Thai plays the part of Sophean, who grows up with an emotionally absent father struggling with mental illnesses that originated from the genocide, he said. Although Thai has a good relationship with his real father, he said he can relate to some of the disconnect in the parent and child dynamic expressed in Sophean’s narrative.
“Because I am growing up with so much privilege and am able to go to school while my parents had to survive the genocide and seek refuge, there can be a lack of relatability between us,” Thai said.
Often, Cambodian heritage is not acknowledged because it is underrepresented in many communities, said Rothinny Hoanghin, a third-year psychology student who plays Sam in the play. Growing up in Barstow, California, where the Asian population was very small, Hoanghin said he grew up not speaking about his Cambodian heritage and detaching from his culture, much like Sam in the play.
“I was one Cambodian-American in an already limited Asian-American population,” Hoanghin said. “I was the minority of minorities in a culture where (genocide) survivors were often underrepresented.”
Some actors conducted outside research to better understand how to play their characters, said Mealear Khiev, a fourth-year geography student.
Khiev began researching her heritage and the Cambodian genocide because her mother hardly spoke about the event.
After reading “First They Killed My Father,” a memoir from a Cambodian genocide survivor, Khiev considered auditioning for a role in “Lost in Translation,” eventually landing the role of Tavy, the character with overbearing parents.

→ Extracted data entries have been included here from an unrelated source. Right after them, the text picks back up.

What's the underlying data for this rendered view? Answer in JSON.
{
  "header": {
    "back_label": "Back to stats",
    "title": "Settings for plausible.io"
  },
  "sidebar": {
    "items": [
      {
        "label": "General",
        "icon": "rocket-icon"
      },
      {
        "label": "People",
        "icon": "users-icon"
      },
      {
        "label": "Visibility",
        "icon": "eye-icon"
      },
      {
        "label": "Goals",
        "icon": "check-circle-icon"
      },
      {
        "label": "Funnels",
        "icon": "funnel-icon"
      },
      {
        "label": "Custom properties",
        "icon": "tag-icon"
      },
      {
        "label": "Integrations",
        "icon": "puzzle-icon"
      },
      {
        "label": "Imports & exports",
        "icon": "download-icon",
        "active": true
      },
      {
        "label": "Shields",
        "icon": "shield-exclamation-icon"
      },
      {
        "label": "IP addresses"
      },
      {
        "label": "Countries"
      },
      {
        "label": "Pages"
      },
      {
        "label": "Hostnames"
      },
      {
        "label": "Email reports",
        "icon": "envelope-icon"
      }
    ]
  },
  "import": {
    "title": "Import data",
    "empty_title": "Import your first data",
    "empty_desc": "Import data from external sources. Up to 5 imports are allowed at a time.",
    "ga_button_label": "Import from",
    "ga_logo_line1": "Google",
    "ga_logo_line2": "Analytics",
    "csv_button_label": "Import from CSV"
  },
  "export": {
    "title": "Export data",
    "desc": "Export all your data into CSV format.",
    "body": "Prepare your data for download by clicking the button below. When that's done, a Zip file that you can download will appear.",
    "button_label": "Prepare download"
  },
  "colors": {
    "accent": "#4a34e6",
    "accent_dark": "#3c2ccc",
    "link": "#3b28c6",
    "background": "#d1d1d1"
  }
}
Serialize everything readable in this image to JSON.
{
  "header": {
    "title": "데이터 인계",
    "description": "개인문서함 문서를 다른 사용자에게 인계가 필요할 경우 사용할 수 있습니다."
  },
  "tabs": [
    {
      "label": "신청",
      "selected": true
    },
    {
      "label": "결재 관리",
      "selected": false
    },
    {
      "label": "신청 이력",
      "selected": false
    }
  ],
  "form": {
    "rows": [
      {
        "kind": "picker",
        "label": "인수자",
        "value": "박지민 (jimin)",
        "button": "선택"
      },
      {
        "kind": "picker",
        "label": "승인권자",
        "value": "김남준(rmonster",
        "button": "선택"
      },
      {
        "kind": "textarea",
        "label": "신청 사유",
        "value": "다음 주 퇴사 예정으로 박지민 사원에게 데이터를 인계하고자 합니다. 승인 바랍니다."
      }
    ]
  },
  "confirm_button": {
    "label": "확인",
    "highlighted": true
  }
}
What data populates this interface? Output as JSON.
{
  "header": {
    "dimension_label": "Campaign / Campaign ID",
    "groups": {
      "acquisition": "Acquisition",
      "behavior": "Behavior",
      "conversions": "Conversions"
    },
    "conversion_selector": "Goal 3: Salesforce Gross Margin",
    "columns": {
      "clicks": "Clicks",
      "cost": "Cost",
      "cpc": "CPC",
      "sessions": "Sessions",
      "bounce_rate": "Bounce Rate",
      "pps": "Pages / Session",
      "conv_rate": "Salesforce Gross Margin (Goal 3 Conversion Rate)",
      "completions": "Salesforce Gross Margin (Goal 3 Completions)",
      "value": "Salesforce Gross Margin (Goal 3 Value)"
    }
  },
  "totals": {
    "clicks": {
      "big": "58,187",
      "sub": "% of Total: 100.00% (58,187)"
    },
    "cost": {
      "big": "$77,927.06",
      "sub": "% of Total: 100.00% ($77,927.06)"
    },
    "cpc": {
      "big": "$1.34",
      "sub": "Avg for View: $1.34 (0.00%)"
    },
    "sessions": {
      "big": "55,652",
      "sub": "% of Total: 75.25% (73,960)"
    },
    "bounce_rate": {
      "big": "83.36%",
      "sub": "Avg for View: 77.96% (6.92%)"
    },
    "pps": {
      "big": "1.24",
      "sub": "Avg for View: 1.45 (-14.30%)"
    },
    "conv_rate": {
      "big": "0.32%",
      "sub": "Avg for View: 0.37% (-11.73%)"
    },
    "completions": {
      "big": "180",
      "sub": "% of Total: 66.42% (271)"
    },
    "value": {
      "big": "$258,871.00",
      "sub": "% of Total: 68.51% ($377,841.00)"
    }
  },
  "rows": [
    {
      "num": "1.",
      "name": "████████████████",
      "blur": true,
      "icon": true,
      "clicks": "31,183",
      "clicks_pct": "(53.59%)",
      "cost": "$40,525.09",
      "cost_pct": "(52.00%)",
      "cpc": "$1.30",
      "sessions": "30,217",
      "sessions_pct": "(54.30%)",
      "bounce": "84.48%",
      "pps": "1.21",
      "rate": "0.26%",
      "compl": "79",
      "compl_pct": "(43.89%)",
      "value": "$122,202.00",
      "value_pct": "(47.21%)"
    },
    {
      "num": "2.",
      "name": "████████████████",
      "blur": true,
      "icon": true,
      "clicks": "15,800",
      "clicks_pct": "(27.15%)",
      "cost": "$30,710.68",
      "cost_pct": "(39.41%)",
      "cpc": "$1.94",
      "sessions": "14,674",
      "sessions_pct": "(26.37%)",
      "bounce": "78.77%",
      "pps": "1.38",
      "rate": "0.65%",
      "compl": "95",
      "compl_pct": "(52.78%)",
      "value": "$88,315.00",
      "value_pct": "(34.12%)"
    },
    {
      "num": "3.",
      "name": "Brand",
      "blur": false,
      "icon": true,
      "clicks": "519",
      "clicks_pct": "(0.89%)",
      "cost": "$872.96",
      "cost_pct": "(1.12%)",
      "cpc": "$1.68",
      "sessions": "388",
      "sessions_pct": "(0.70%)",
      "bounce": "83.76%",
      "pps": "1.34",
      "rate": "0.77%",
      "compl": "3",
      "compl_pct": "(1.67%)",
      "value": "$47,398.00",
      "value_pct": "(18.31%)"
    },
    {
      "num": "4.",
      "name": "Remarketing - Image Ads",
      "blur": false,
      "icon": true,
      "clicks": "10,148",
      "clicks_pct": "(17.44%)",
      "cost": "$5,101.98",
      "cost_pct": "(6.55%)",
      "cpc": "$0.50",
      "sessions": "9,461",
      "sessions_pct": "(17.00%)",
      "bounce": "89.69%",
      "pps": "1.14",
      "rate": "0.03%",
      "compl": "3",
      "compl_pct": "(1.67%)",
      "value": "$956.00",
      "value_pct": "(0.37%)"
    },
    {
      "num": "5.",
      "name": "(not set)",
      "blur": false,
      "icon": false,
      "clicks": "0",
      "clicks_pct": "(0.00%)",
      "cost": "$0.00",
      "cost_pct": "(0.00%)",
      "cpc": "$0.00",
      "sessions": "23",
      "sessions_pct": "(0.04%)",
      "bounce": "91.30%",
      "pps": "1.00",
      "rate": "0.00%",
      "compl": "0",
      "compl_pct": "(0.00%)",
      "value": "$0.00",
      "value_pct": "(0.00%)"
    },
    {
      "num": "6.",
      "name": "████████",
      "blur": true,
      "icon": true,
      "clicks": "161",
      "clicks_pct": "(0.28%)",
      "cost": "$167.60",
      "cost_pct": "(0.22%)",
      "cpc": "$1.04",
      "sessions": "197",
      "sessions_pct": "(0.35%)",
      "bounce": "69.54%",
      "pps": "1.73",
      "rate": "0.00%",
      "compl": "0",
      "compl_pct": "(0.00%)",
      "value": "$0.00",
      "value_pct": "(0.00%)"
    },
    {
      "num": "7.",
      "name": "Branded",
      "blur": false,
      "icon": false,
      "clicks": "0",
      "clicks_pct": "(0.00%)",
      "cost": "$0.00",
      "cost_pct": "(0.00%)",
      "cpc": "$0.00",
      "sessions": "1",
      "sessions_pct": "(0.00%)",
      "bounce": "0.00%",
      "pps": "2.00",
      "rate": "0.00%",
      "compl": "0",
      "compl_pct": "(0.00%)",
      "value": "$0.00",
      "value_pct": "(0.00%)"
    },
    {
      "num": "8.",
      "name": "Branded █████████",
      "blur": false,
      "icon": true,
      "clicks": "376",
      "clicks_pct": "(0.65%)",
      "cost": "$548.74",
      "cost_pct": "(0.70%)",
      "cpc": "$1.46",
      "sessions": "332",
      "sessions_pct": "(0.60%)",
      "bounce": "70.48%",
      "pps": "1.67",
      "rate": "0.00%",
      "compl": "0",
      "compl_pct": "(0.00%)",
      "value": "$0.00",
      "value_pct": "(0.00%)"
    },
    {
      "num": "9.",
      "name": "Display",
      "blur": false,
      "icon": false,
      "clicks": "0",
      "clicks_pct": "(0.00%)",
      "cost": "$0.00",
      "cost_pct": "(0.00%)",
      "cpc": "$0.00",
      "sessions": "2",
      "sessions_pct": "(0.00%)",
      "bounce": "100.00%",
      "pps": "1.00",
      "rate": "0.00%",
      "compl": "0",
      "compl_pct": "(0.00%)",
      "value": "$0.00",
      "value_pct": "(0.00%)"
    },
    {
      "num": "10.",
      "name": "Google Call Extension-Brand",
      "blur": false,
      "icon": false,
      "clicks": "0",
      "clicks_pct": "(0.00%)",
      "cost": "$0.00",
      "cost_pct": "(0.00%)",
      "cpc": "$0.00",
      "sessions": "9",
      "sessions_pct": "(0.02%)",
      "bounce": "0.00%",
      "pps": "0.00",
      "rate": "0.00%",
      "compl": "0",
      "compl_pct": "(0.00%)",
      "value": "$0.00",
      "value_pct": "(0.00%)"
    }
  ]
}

“I related to some of the aspects of Tavy’s character, like she is a goody-two-shoes who has high expectations placed on her by family members,” Khiev said.
Just as the characters of the play still feel the effects of the Cambodian genocide through their parents’ actions, Khiev said club members connect to the theme of intergenerational trauma because of their own family experiences.
“Sometimes we do not see the effects, but we feel them,” she said, “Like sometimes I would just feel my mother’s anxiety and I could internalize it.”
Shedding light on repressed pain remains a main goal of the culture night, Hoanghin said.
“In Cambodian and other Asian cultures we do not acknowledge mental illnesses,” he said. “There is a lot of undiagnosed trauma and anxiety that is not being expressed.”
However, portraying Sam, a character whom he relates to, has helped Hoanghin come to terms with his heritage in a way he has not been able to in the past.
“Even though we may not fix the problem of trauma generated from the genocide, our willingness to understand the culture brings more representation of the Cambodian narrative,” Hoanghin said.